Salih Tuna'dan Can Dündar ve Odatv'ye yaylım ateşi
Sabah gazetesi yazarı Salih Tuna, Can Dündar'ın Almanya'da Erdoğan'ın davetine katılma isteğini ve Odatv'nin bunu haberleştirme biçimini adeta topa tuttu.
Cumhurbaşkanı Erdoğan, Almanya'da
Cumhurbaşkanı Steinmeier'in onuruna vereceği yemeğe katılacak.
Türkiye'den kaçarak Almanya'ya sığınan Can Dündar, bu haber üzerine
yemeğe davet edilirse giderek Cumhurbaşkanı Erdoğan'a soru
soracağını belirtti.
Sabah yazarı Salih Tuna, bugün köşesinden Can Dündar'a cevap
vererek: "Can'cık, mezkur yemeğe davet edilseymiş, Erdoğan'a,
Türkiye'de cezaevlerinde bulunanların 'terörist
değil gazeteci' olduklarını kolayca kanıtlayabileceğini
söylemiş. Madem öyle, teslim ol ve önce kendinden başla
kanıtlamaya..." iadelerini kullandı.
Salih Tuna ayrıca Can Dündar'ın sözleri üzerine Odatv'de yer
alan haberi de sert bir dille eleştirdi."
"Erdoğan ve Can Dündar nerde buluşacak"
manşeti nedir, hele hele bu haberi iki müsavi lider gibi
sunmak nasıl bir anlayıştır Allah aşkınıza?" diyen
Salih Tuna "Hepsinden geçtim, Can'cığın Cumhuriyet
gazetesini nasıl FETÖ yatağı yaptığını da mı görmediniz?
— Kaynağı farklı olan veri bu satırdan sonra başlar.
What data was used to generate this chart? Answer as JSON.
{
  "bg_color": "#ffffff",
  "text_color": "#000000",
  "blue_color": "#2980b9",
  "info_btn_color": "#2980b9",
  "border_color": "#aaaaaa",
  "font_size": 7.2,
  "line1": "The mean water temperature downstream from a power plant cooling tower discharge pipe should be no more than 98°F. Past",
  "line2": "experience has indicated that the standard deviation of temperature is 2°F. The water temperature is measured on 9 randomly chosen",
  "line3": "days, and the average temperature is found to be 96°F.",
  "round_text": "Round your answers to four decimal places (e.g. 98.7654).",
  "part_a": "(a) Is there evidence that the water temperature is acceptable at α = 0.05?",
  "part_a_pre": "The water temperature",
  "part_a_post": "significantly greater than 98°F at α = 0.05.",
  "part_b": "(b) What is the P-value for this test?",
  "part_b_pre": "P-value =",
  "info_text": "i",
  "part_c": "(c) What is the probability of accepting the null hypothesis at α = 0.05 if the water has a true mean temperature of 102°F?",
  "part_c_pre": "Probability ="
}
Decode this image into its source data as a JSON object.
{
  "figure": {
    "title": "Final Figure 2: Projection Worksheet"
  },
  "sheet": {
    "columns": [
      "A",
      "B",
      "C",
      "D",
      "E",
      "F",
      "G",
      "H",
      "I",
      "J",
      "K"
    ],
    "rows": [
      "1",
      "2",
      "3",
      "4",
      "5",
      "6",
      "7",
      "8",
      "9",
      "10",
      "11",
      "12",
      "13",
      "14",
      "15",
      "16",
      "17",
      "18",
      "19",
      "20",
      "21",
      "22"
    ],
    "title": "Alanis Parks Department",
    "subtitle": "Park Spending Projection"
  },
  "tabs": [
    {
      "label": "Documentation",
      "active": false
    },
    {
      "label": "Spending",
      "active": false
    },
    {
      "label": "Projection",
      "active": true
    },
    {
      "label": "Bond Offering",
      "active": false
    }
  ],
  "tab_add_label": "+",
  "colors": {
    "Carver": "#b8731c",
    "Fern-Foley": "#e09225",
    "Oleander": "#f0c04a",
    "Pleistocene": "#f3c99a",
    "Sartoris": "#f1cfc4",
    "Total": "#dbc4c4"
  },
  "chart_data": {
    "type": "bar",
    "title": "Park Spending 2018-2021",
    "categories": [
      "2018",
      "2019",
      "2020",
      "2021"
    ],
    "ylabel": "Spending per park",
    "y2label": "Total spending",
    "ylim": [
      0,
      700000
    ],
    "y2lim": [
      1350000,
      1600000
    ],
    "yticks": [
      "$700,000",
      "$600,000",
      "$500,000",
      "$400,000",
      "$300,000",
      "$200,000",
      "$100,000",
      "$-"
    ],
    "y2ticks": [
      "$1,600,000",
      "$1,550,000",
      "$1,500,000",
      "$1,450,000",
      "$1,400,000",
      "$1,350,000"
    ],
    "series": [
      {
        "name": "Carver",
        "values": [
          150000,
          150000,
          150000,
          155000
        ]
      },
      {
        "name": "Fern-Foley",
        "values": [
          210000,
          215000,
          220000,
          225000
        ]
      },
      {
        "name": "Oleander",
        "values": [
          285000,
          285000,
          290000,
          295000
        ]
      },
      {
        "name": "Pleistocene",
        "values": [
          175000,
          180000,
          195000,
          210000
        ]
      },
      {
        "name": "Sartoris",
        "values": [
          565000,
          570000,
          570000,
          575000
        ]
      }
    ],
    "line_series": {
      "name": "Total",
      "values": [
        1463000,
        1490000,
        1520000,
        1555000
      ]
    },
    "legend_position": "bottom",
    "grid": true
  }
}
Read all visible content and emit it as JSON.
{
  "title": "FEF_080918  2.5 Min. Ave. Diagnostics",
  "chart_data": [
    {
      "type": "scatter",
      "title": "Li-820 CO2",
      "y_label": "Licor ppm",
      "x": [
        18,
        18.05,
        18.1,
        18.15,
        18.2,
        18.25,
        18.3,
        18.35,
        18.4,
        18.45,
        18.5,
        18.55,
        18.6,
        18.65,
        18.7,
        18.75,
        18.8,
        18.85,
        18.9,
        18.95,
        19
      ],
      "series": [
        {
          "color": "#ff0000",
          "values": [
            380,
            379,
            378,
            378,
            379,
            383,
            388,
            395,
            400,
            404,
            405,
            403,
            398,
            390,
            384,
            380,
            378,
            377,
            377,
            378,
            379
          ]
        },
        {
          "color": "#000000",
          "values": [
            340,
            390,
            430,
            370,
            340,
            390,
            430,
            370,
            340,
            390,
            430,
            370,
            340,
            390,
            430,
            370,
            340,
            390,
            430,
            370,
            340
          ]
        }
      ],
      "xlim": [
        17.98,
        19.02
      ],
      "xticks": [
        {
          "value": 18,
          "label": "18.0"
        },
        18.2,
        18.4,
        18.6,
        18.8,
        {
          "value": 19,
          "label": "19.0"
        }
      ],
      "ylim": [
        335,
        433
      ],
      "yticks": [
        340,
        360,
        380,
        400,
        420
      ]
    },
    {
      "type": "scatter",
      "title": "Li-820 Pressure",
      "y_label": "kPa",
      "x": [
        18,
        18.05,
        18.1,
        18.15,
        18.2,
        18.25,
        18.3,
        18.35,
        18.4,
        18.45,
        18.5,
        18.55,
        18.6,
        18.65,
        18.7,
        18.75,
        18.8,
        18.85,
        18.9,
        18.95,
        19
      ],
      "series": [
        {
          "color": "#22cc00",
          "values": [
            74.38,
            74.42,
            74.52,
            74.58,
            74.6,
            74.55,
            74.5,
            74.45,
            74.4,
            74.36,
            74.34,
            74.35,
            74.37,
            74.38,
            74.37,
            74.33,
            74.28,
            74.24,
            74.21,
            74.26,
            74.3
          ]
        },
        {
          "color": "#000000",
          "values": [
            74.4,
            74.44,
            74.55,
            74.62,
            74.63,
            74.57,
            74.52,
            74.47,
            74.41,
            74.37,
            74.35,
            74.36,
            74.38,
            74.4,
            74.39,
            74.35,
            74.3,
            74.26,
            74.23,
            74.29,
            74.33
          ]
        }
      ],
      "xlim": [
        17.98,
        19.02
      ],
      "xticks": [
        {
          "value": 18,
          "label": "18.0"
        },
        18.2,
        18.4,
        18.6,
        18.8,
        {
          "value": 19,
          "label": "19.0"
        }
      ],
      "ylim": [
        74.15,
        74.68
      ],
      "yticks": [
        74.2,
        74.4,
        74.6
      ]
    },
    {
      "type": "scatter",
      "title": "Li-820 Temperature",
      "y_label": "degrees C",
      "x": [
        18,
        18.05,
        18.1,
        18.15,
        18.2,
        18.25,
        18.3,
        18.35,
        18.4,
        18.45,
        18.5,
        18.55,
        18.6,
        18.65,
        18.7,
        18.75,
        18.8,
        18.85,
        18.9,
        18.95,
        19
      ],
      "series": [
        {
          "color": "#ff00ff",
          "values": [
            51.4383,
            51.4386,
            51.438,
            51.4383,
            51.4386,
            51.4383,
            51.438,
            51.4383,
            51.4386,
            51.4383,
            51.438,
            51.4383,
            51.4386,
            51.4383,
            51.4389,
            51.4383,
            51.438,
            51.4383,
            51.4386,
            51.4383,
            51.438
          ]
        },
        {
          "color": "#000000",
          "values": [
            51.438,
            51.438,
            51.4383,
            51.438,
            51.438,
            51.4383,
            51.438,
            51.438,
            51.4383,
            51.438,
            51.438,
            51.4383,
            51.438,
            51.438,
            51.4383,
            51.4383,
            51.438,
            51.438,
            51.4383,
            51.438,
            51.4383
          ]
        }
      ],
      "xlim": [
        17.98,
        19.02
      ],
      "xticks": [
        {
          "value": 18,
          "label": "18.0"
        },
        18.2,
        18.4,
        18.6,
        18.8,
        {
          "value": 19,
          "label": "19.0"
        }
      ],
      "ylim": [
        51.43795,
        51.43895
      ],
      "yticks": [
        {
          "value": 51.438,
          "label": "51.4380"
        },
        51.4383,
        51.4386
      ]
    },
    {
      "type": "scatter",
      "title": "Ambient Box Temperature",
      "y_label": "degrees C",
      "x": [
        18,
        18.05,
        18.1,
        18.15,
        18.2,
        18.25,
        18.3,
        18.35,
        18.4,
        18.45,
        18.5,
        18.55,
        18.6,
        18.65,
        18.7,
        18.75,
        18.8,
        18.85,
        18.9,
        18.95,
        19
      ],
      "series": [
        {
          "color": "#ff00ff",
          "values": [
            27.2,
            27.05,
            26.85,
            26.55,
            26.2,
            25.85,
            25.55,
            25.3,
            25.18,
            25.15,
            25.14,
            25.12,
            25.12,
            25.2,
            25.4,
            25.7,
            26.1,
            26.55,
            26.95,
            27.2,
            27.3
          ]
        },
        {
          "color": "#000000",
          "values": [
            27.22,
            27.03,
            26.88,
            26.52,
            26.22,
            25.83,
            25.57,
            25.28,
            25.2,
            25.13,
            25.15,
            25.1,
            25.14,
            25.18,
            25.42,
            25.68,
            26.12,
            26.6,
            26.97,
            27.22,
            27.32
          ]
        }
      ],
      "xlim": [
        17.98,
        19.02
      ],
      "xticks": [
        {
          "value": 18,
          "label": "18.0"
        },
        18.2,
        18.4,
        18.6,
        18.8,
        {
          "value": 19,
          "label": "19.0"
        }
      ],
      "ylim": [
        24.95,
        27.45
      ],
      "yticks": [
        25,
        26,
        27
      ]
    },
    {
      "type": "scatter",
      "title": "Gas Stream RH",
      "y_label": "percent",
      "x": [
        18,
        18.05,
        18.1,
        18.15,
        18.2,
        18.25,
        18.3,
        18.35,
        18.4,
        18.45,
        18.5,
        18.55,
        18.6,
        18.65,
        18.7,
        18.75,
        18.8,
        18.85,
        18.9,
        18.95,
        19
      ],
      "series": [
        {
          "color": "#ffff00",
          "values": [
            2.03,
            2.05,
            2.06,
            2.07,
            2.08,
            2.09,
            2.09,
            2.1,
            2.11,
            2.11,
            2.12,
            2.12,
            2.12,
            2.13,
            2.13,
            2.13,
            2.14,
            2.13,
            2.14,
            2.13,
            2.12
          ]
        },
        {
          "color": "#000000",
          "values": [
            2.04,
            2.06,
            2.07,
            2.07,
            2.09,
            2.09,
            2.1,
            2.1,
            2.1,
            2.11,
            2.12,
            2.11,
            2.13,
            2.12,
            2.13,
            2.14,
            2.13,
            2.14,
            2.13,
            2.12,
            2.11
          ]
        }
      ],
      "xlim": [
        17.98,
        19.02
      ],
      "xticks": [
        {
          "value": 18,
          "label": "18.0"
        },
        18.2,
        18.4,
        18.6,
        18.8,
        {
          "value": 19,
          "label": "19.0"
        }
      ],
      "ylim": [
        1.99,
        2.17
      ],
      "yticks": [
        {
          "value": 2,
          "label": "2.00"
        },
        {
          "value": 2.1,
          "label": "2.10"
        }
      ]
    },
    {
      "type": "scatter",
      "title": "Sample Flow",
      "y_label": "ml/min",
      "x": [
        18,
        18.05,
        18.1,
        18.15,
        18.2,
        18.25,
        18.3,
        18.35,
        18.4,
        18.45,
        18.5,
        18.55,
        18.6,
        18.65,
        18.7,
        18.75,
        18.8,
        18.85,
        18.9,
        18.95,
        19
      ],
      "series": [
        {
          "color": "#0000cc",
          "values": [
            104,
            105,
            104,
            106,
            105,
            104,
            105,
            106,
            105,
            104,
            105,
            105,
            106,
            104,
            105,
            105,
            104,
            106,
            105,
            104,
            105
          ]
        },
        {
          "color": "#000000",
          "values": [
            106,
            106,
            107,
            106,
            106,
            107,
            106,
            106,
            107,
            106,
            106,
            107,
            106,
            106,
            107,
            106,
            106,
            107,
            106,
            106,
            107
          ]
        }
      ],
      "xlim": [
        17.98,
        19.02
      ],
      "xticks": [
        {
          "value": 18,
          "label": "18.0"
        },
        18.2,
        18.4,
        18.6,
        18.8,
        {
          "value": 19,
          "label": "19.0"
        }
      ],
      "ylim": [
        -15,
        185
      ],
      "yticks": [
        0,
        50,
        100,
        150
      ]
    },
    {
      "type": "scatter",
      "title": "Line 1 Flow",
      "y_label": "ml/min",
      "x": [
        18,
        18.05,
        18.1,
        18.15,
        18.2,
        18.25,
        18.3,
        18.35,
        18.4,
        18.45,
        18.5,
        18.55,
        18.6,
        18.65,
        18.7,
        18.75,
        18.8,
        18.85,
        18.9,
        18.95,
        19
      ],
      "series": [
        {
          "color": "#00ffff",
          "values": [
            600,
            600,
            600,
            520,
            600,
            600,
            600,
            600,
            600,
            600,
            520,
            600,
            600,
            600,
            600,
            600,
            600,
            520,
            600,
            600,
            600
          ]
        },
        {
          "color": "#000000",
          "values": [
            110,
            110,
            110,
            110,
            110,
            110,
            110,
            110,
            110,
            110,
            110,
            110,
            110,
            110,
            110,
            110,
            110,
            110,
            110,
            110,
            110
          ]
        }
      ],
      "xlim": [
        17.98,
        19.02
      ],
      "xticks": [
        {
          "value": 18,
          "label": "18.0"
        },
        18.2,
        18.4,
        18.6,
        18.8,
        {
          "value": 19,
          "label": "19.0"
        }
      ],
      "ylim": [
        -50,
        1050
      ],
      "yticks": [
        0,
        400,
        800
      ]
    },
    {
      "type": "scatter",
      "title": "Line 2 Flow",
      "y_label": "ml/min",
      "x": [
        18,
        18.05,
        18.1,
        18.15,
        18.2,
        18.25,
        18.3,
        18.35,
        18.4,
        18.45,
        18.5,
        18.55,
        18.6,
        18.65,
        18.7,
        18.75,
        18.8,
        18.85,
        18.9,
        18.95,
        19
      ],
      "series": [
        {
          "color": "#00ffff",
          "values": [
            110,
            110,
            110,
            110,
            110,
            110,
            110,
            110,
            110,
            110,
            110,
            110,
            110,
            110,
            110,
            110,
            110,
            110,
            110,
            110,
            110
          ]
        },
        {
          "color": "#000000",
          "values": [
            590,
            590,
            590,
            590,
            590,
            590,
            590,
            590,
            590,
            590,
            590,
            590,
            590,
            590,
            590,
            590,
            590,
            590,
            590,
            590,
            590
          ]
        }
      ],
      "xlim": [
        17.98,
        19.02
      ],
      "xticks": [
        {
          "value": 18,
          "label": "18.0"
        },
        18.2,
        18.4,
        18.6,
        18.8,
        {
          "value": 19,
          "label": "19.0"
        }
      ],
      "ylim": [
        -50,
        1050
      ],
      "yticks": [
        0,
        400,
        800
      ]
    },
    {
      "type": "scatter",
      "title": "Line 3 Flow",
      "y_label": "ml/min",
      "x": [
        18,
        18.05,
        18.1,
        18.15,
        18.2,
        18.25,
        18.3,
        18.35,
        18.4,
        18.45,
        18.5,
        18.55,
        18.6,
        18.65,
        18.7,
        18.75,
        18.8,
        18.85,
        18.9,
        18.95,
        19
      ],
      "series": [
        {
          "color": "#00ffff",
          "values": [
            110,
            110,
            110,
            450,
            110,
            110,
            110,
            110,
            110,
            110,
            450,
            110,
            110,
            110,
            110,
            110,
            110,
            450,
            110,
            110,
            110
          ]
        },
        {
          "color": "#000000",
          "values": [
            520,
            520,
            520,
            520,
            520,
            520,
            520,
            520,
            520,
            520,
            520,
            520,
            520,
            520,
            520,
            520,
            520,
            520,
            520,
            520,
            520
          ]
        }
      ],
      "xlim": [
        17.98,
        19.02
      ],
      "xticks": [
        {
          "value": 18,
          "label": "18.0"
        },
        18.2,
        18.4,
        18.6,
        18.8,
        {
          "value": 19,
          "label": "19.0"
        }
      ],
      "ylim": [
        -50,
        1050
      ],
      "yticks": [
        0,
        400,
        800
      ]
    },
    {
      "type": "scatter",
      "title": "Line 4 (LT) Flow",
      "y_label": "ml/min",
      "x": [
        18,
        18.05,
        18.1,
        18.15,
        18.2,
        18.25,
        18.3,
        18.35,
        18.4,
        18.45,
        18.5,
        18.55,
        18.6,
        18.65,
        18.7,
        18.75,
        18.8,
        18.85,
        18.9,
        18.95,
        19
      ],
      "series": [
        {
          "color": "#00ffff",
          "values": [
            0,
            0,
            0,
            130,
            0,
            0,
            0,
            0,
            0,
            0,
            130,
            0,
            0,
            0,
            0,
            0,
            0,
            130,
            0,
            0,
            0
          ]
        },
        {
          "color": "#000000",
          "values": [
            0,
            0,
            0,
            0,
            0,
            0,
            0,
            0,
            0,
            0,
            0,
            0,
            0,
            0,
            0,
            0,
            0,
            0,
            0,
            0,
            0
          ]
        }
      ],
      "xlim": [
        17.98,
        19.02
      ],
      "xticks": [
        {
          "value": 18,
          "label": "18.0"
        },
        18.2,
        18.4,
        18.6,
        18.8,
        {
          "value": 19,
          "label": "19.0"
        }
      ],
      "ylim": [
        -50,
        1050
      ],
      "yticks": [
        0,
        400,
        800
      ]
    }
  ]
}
Neden
iltimas geçiyorsunuz?
Aynı iltiması Ahmet Şık'a da geçtiniz. İçeri düştüğünde
mütemadiyen arkaladınız, hadi iyi yaptınız diyelim.. Peki, "UEFA
tarafından düzenlenecek EURO 2024
organizasyonu Türkiye'ye verilmesin" şeklindeki
fecaatini neden görmezlikten geldiniz?" sorusunu
sordu.
İŞTE SALİH TUNA'NIN O
YAZISI
Almanya Cumhurbaşkanı
Steinmeier'in Başkan Erdoğan'ın
onuruna vereceği yemeğe davet edilseymiş gidecekmiş.
Kim mi?
Kaçak Can'cık.
İyi de ondan önce Türk adaletinin "davetine" icabet etmesi
gerekmez mi?
Biliyorum, "Türkiye'de hukuk
yok" diyecek.
O halde soralım: HSK, FETÖ kontrolündeyken
hukuk vardı da Atatürkçü, solcu, ülkücü, Alevi ve muhafazakârlardan
müteşekkil Yargıda Birlik Platformu'nun kontrolüne geçince mi yok
oldu?
Bu sefer de, "Ama ben gazeteciyim" diyeceği
kuvvetle muhtemel.
Ona bakacak olursak, FETÖ mensubu Dumanlı
Ekrem ondan daha çok "gazeteci" değil
mi?
Can'cık, mezkur yemeğe davet edilseymiş, Erdoğan'a,
Türkiye'de cezaevlerinde bulunanların 'terörist
değil gazeteci' olduklarını kolayca
kanıtlayabileceğini söylemiş.
Madem öyle, teslim ol ve önce kendinden başla
kanıtlamaya...
ADD eski başkan yardımcısı Joe Biden'ın
"kahramanı" olmak böyle bir şey
galiba.
Mahkemeyi / yargıyı yemek davetiyle karıştırıyor.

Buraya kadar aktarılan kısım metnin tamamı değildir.